It was the summer of 1969 and the Cuyahoga River was on fire. This wasn’t the first time the river in northern Ohio had burned—it wasn’t even the tenth. Every few years, an errant spark would ignite the river, threatening nearby buildings or passing ships. The fire of 1969 was not especially notable for the damage it caused or the duration of its blaze. But it did ignite the tinderbox of environmental unrest that had already been smoldering across the country. Within six months of the fire, the U.S. Congress passed the National Environmental Policy Act, establishing the U.S. Environmental Protection Agency (EPA). One of the first acts of the EPA was to implement the Clean Water Act of 1972, which mandated that all waterways must be of sufficient quality to be safe for swimming and aquatic life by 1983.

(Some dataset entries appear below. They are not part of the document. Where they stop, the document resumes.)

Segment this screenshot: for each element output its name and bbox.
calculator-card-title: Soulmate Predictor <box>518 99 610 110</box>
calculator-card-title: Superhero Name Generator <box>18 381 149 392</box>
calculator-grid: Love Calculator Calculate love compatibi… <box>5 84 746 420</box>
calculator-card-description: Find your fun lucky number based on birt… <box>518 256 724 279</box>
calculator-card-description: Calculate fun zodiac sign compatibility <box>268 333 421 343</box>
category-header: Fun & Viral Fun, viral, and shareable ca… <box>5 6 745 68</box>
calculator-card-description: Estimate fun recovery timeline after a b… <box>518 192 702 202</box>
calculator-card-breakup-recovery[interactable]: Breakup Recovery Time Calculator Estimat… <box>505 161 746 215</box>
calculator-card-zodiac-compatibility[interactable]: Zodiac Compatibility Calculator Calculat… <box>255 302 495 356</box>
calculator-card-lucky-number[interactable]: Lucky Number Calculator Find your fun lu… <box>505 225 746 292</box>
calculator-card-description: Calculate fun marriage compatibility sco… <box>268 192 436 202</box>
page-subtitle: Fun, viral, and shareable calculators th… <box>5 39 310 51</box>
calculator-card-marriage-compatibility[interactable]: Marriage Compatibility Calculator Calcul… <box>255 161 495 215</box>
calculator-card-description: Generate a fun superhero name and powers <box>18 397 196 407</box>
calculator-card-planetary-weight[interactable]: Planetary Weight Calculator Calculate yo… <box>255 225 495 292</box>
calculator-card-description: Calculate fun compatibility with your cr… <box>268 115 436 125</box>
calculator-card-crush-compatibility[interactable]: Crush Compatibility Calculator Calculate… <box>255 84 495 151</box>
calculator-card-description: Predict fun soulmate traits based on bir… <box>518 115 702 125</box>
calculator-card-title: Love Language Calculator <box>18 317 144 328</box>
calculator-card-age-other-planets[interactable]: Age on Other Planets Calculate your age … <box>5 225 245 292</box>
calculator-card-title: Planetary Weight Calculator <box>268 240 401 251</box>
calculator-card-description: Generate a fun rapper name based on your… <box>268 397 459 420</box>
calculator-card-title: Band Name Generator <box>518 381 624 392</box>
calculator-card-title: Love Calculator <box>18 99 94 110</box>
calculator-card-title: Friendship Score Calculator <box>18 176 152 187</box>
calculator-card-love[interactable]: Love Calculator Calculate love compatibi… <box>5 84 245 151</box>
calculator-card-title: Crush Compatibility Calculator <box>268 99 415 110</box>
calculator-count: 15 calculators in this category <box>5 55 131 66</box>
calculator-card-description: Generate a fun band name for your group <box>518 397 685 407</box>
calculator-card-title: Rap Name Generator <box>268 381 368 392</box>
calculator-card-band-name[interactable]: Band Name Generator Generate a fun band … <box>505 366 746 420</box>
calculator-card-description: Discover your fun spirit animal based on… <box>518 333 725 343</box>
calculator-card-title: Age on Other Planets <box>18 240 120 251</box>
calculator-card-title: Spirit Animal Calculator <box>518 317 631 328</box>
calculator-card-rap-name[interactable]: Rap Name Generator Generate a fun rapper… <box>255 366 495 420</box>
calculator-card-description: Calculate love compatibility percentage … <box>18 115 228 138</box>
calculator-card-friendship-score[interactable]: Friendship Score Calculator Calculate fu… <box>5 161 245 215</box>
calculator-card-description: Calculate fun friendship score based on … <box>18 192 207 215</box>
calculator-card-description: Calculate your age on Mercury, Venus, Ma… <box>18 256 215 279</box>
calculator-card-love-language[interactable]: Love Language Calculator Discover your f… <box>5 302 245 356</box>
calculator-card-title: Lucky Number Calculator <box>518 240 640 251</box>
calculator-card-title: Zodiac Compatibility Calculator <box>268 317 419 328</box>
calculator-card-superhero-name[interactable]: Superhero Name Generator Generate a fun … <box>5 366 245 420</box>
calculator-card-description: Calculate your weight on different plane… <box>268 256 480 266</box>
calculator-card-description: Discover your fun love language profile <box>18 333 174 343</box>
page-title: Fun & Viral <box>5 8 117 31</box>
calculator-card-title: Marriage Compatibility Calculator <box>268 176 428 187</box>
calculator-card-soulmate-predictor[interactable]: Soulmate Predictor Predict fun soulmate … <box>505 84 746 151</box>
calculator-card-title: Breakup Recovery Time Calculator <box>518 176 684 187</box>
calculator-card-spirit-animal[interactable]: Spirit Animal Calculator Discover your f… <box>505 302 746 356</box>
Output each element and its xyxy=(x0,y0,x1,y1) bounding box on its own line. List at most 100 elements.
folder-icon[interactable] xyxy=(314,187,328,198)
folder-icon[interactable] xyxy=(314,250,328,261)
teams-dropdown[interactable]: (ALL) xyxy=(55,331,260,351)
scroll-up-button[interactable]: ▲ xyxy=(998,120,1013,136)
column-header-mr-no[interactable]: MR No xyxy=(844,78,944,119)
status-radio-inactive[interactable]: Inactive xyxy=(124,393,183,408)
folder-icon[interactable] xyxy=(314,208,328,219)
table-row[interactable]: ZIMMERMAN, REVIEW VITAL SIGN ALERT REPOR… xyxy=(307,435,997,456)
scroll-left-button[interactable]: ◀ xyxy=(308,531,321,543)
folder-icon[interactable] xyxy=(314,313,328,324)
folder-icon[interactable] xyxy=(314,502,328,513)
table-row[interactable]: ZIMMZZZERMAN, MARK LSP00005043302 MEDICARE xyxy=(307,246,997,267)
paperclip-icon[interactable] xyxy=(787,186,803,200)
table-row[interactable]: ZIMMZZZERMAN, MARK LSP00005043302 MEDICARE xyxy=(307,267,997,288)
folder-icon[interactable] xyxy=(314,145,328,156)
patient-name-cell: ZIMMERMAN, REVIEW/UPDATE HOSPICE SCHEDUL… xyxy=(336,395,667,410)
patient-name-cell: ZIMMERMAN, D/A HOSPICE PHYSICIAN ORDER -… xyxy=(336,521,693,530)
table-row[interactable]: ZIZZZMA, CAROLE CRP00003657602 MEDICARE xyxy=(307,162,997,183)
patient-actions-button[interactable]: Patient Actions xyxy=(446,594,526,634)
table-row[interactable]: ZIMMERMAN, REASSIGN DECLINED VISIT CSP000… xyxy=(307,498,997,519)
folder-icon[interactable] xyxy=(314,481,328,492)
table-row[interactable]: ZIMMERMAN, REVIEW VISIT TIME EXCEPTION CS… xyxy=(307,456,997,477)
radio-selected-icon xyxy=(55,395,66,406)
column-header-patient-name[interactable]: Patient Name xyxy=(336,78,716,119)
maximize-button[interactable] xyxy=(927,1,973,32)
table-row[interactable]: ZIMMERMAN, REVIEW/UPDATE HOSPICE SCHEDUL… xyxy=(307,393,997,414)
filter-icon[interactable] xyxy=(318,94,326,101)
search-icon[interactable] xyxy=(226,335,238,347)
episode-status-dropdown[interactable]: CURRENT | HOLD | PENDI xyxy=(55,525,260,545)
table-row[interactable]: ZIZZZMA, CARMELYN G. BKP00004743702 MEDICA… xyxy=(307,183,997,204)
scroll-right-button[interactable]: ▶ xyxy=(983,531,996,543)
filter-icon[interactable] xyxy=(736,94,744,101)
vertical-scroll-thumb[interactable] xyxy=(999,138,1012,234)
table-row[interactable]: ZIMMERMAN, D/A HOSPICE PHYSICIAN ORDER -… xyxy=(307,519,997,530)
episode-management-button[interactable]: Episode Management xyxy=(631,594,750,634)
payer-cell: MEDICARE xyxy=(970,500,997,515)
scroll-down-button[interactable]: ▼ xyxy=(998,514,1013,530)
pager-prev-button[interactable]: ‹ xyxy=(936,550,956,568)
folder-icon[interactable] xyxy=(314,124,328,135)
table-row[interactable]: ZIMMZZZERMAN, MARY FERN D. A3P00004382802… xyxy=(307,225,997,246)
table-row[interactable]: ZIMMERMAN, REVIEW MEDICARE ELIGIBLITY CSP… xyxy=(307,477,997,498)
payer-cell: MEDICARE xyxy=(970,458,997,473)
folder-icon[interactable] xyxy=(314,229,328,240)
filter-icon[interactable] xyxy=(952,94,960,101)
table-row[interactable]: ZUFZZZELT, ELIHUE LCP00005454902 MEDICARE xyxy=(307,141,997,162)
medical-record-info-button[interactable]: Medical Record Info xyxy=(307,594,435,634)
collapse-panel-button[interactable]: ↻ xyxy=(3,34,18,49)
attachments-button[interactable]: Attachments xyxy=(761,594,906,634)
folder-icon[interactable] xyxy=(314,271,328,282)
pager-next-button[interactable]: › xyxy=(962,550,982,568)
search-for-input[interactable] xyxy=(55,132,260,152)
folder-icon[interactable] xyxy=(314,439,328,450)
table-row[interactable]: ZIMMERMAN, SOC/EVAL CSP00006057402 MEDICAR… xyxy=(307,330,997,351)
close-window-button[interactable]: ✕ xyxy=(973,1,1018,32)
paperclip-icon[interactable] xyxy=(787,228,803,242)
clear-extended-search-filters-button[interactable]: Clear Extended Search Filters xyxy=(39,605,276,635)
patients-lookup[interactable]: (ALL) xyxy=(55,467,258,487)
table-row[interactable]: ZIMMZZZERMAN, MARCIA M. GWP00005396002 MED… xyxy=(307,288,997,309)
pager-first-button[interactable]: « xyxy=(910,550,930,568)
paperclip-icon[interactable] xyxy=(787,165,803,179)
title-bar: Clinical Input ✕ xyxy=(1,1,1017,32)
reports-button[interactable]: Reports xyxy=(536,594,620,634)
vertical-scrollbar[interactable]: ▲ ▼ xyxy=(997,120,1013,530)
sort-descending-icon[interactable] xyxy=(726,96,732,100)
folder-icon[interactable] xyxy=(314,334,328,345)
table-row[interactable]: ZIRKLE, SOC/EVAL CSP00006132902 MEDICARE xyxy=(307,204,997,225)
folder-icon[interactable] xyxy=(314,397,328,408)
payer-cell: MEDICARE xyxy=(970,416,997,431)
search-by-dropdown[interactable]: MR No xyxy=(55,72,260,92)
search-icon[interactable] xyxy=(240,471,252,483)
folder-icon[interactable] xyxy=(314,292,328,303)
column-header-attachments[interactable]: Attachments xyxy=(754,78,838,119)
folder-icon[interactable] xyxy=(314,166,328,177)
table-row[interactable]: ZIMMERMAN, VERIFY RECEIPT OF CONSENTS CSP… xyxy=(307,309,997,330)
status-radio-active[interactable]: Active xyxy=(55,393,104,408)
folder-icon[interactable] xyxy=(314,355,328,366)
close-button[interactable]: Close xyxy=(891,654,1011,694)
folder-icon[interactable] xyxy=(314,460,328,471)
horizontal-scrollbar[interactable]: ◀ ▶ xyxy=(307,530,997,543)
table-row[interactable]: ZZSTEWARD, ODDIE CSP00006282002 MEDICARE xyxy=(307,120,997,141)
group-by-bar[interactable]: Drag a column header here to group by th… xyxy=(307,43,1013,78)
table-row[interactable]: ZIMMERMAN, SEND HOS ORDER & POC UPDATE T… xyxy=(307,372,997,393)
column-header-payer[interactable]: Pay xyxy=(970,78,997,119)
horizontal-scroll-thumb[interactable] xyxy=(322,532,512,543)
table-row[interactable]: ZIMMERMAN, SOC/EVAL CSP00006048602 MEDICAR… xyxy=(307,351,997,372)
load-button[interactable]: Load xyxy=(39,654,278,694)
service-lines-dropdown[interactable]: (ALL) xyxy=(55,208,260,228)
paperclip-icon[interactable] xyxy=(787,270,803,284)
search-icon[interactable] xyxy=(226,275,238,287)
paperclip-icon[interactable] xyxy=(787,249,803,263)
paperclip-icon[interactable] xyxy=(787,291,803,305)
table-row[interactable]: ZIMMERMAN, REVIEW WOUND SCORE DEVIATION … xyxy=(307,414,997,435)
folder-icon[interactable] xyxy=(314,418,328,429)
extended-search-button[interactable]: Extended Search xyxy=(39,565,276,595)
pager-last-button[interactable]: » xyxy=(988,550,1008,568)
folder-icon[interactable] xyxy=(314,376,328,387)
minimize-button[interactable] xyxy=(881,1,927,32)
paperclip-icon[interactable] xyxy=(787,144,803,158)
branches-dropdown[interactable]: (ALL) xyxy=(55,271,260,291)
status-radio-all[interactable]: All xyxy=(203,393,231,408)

Fifty years on, water quality issues remain a challenge. Like the Cuyahoga River in 1969, many other water bodies are on fire—some literally, like the Meiyu River in eastern China or Bellandur Lake in Bangalore, India, which has rained ash onto buildings up to six miles away. Yet most burn imperceptibly, with bacteria, sewage, chemicals, and plastics sucking out the dissolved oxygen much like a raging inferno and transforming water into poison for humans and ecosystems alike. Understanding of this problem has been impaired not just by a lack of information, but also by the complexity of issues that often transcend discipline boundaries—environmental science, health, hydrology, and economics—with each offering different insights.
This report brings forth new results that illuminate the impacts of the hidden dangers that lie beneath the water’s surface and elucidate strategies for combating them. The main, though not exclusive, focus is on the parameters that are tracked in the water quality Sustainable Development Goal (SDG) 6.3.2, with its focus on nutrient loads, salt balances, and overall environmental health of water bodies. The report demonstrates that the parameters identified in SDG 6.3.2 have impacts that are wider, deeper, and larger than previously known, suggesting the need for a broader focus on water quality beyond indicators of sanitation-related contaminants such as fecal coliforms and Escherichia coli. Recognizing the scope of the problem, identifying the magnitude of the impacts, and formulating ways to address these will be critical to improving public health, preserving ecosystems, and sustaining economic growth throughout the twenty-first century.